I’m Your Man
If you could design a lover and calibrate them to your every desire, would you fall for them or would it feel artificial? I’m Your Man explores this question, plunging into what makes human relationships work with a striking science-fiction premise.
Alma (Maren Eggert) is a researcher with the Pergamon museum in Berlin and agrees to take part in a trial for a cutting-edge android in exchange for access to research funds. She is paired with sophisticated humanoid robot Tom (Dan Stevens) who is designed to become her ideal partner.
The plot moves from friction to affinity, like a rom-com, with Alma barely tolerating this strange, eager new presence in her life, but as the robot learns more about the world and what makes people think, the pair start to warm to each other.
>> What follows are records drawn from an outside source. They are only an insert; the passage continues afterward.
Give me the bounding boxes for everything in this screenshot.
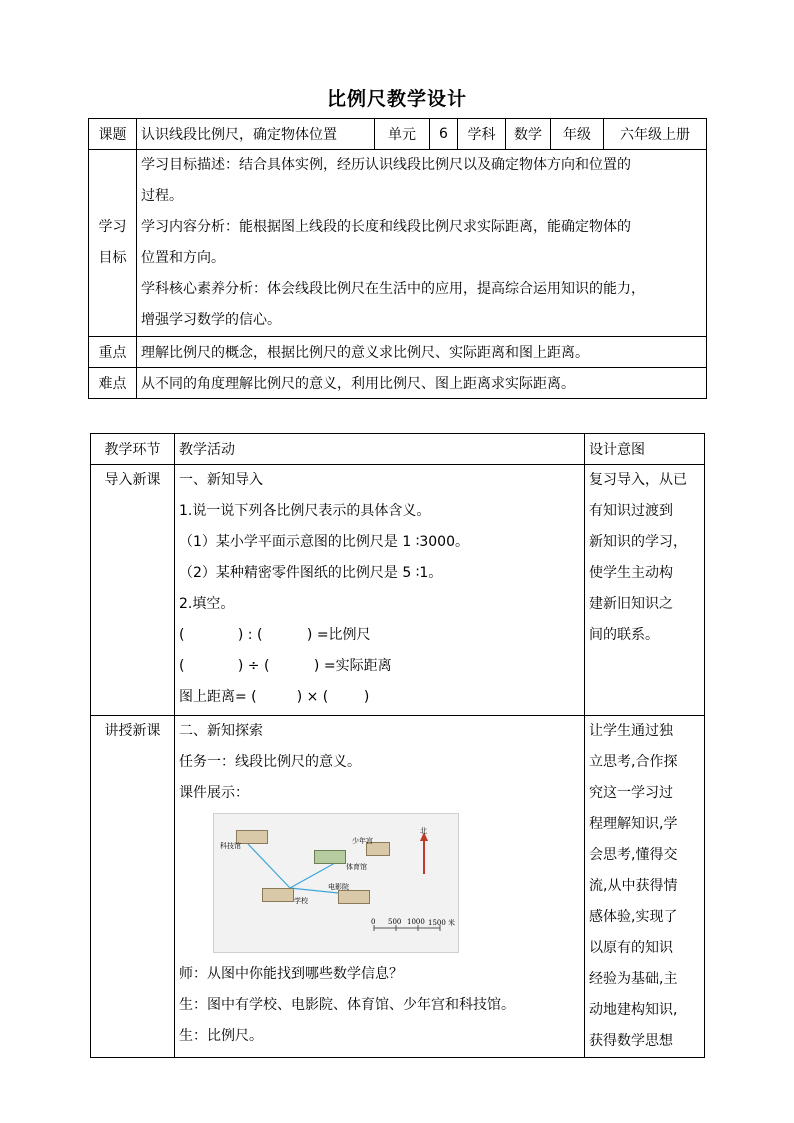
intent-line: 程理解知识,学	[589, 816, 678, 832]
goals-content	[137, 150, 707, 337]
course-label: 课题	[89, 119, 137, 150]
grade-value: 六年级上册	[604, 119, 707, 150]
course-value: 认识线段比例尺，确定物体位置	[137, 119, 375, 150]
header-stage: 教学环节	[91, 434, 175, 465]
course-row	[89, 119, 707, 150]
courseware-map-image	[213, 813, 459, 953]
intent-line: 有知识过渡到	[589, 503, 673, 519]
goal-line: 学科核心素养分析：体会线段比例尺在生活中的应用，提高综合运用知识的能力，	[141, 281, 645, 297]
stage-new: 讲授新课	[91, 716, 175, 1058]
goal-line: 学习内容分析：能根据图上线段的长度和线段比例尺求实际距离，能确定物体的	[141, 219, 631, 235]
difficulty-value: 从不同的角度理解比例尺的意义，利用比例尺、图上距离求实际距离。	[137, 368, 707, 399]
intent-line: 新知识的学习，	[589, 534, 687, 550]
activity-line: 任务一：线段比例尺的意义。	[179, 754, 361, 770]
activity-line: （1）某小学平面示意图的比例尺是 1 ∶3000。	[179, 534, 469, 550]
intent-line: 使学生主动构	[589, 565, 673, 581]
label-youth-palace: 少年宫	[352, 837, 373, 845]
info-table	[88, 118, 707, 399]
goal-line: 位置和方向。	[141, 250, 225, 266]
goal-line: 过程。	[141, 188, 183, 204]
activity-line: 生：图中有学校、电影院、体育馆、少年宫和科技馆。	[179, 997, 515, 1013]
process-row-intro	[91, 465, 705, 716]
key-row	[89, 337, 707, 368]
activity-line: 图上距离= ( ) × ( )	[179, 689, 370, 705]
process-table	[90, 433, 705, 1058]
activity-line: 二、新知探索	[179, 723, 263, 739]
intent-line: 以原有的知识	[589, 940, 673, 956]
activity-line: ( ) : ( ) =比例尺	[179, 627, 371, 643]
school-building	[262, 888, 294, 902]
goal-line: 增强学习数学的信心。	[141, 312, 281, 328]
label-cinema: 电影院	[328, 883, 349, 891]
goals-row	[89, 150, 707, 337]
stage-intro: 导入新课	[91, 465, 175, 716]
activity-line: （2）某种精密零件图纸的比例尺是 5 ∶1。	[179, 565, 443, 581]
label-science-museum: 科技馆	[220, 842, 241, 850]
key-label: 重点	[89, 337, 137, 368]
subject-value: 数学	[506, 119, 551, 150]
scale-tick: 1000	[407, 918, 425, 926]
gym-building	[314, 850, 346, 864]
unit-label: 单元	[375, 119, 430, 150]
activity-line: ( ) ÷ ( ) =实际距离	[179, 658, 392, 674]
goal-line: 学习目标描述：结合具体实例，经历认识线段比例尺以及确定物体方向和位置的	[141, 157, 631, 173]
activity-line: 课件展示：	[179, 785, 249, 801]
activity-line: 生：比例尺。	[179, 1028, 263, 1044]
scale-tick: 500	[388, 918, 402, 926]
scale-tick: 1500 米	[428, 919, 456, 927]
intent-line: 感体验,实现了	[589, 909, 678, 925]
header-activity: 教学活动	[175, 434, 585, 465]
activity-line: 1.说一说下列各比例尺表示的具体含义。	[179, 503, 431, 519]
intent-line: 究这一学习过	[589, 785, 673, 801]
intent-line: 建新旧知识之	[589, 596, 673, 612]
intent-line: 获得数学思想	[589, 1033, 673, 1049]
header-intent: 设计意图	[585, 434, 705, 465]
intent-line: 复习导入，从已	[589, 472, 687, 488]
intent-line: 会思考,懂得交	[589, 847, 678, 863]
difficulty-row	[89, 368, 707, 399]
document-title: 比例尺教学设计	[326, 88, 467, 110]
activity-new	[175, 716, 585, 1058]
label-gym: 体育馆	[346, 863, 367, 871]
scale-tick: 0	[371, 918, 376, 926]
intent-line: 间的联系。	[589, 627, 659, 643]
intent-new	[585, 716, 705, 1058]
activity-intro	[175, 465, 585, 716]
key-value: 理解比例尺的概念，根据比例尺的意义求比例尺、实际距离和图上距离。	[137, 337, 707, 368]
activity-line: 师：从图中你能找到哪些数学信息？	[179, 966, 403, 982]
intent-line: 动地建构知识,	[589, 1002, 678, 1018]
process-row-new	[91, 716, 705, 1058]
activity-line: 2.填空。	[179, 596, 235, 612]
subject-label: 学科	[458, 119, 506, 150]
north-label: 北	[420, 827, 427, 835]
activity-line: 一、新知导入	[179, 472, 263, 488]
label-school: 学校	[294, 897, 308, 905]
difficulty-label: 难点	[89, 368, 137, 399]
goals-label: 学习 目标	[89, 150, 137, 337]
intent-intro	[585, 465, 705, 716]
intent-line: 流,从中获得情	[589, 878, 678, 894]
grade-label: 年级	[551, 119, 604, 150]
cinema-building	[338, 890, 370, 904]
intent-line: 立思考,合作探	[589, 754, 678, 770]
process-header-row	[91, 434, 705, 465]
unit-value: 6	[430, 119, 458, 150]
intent-line: 让学生通过独	[589, 723, 673, 739]
intent-line: 经验为基础,主	[589, 971, 678, 987]
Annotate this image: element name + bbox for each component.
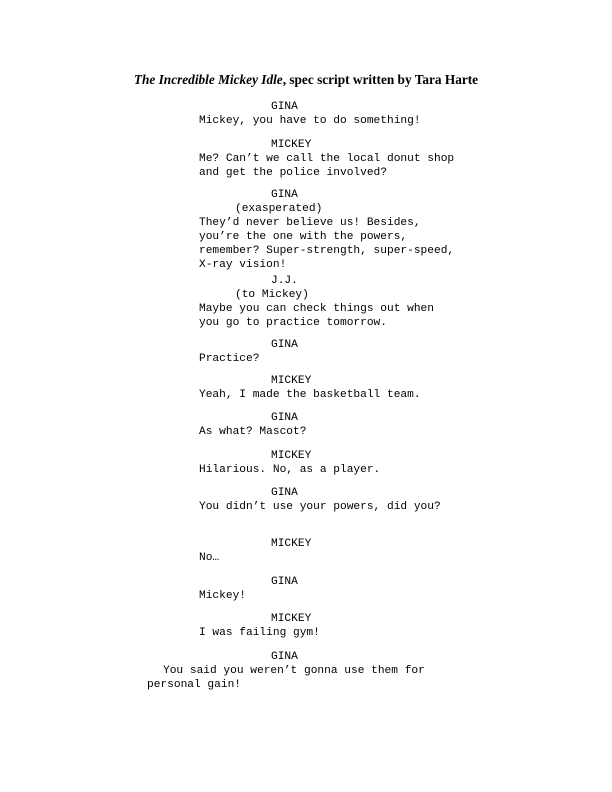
dialogue-line: I was failing gym!: [199, 627, 320, 639]
dialogue-line: X-ray vision!: [199, 259, 287, 271]
character-name: MICKEY: [271, 538, 312, 550]
document-title: [0, 72, 612, 88]
dialogue-line: As what? Mascot?: [199, 426, 307, 438]
dialogue-line: you’re the one with the powers,: [199, 231, 408, 243]
character-name: GINA: [271, 576, 298, 588]
character-name: GINA: [271, 651, 298, 663]
dialogue-line: Maybe you can check things out when: [199, 303, 434, 315]
character-name: GINA: [271, 189, 298, 201]
parenthetical: (exasperated): [235, 203, 323, 215]
dialogue-line: you go to practice tomorrow.: [199, 317, 387, 329]
character-name: J.J.: [271, 275, 298, 287]
character-name: MICKEY: [271, 613, 312, 625]
dialogue-line: Mickey!: [199, 590, 246, 602]
dialogue-line: Hilarious. No, as a player.: [199, 464, 381, 476]
dialogue-line: No…: [199, 552, 220, 564]
dialogue-line: They’d never believe us! Besides,: [199, 217, 421, 229]
character-name: MICKEY: [271, 375, 312, 387]
character-name: MICKEY: [271, 139, 312, 151]
show-title: The Incredible Mickey Idle: [133, 72, 283, 87]
character-name: GINA: [271, 339, 298, 351]
dialogue-line: You didn’t use your powers, did you?: [199, 501, 441, 513]
dialogue-line: Mickey, you have to do something!: [199, 115, 421, 127]
dialogue-line: and get the police involved?: [199, 167, 387, 179]
dialogue-line: Practice?: [199, 353, 260, 365]
dialogue-line: personal gain!: [147, 679, 241, 691]
dialogue-line: You said you weren’t gonna use them for: [163, 665, 425, 677]
dialogue-line: Yeah, I made the basketball team.: [199, 389, 421, 401]
character-name: MICKEY: [271, 450, 312, 462]
title-byline: , spec script written by Tara Harte: [282, 72, 479, 87]
character-name: GINA: [271, 101, 298, 113]
character-name: GINA: [271, 487, 298, 499]
character-name: GINA: [271, 412, 298, 424]
dialogue-line: Me? Can’t we call the local donut shop: [199, 153, 455, 165]
parenthetical: (to Mickey): [235, 289, 309, 301]
dialogue-line: remember? Super-strength, super-speed,: [199, 245, 455, 257]
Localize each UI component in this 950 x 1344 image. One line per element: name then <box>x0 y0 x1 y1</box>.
Dan Stevens brilliantly imbues the role with disarming charm and pathos and at times their chemistry is sizzling enough to suck the audience in. Tom’s perceptive insights and endearing vulnerability melts Alma’s defences and forces her to stop treating him like another piece of furniture
There is a lot of promise in the premise and casting but unfortunately it feels squandered by clumsy direction that fails to bring all the pieces together coherently. There is a vacuum where some atmosphere could help ease the viewer into this half-baked world. Banal cinematography, flabby editing and a drained colour palette might have been reaching for a “minimalist” aesthetic but instead the end result suggests an unimaginative approach to budget restrictions.
I’m Your Man is a sedate meditation on what makes us human and why we yearn for connection but falls short of really penetrating and exploring those themes in a meaningful way.
Sean Gallen
I’m Your Man is released in select cinemas on 13th August 2021.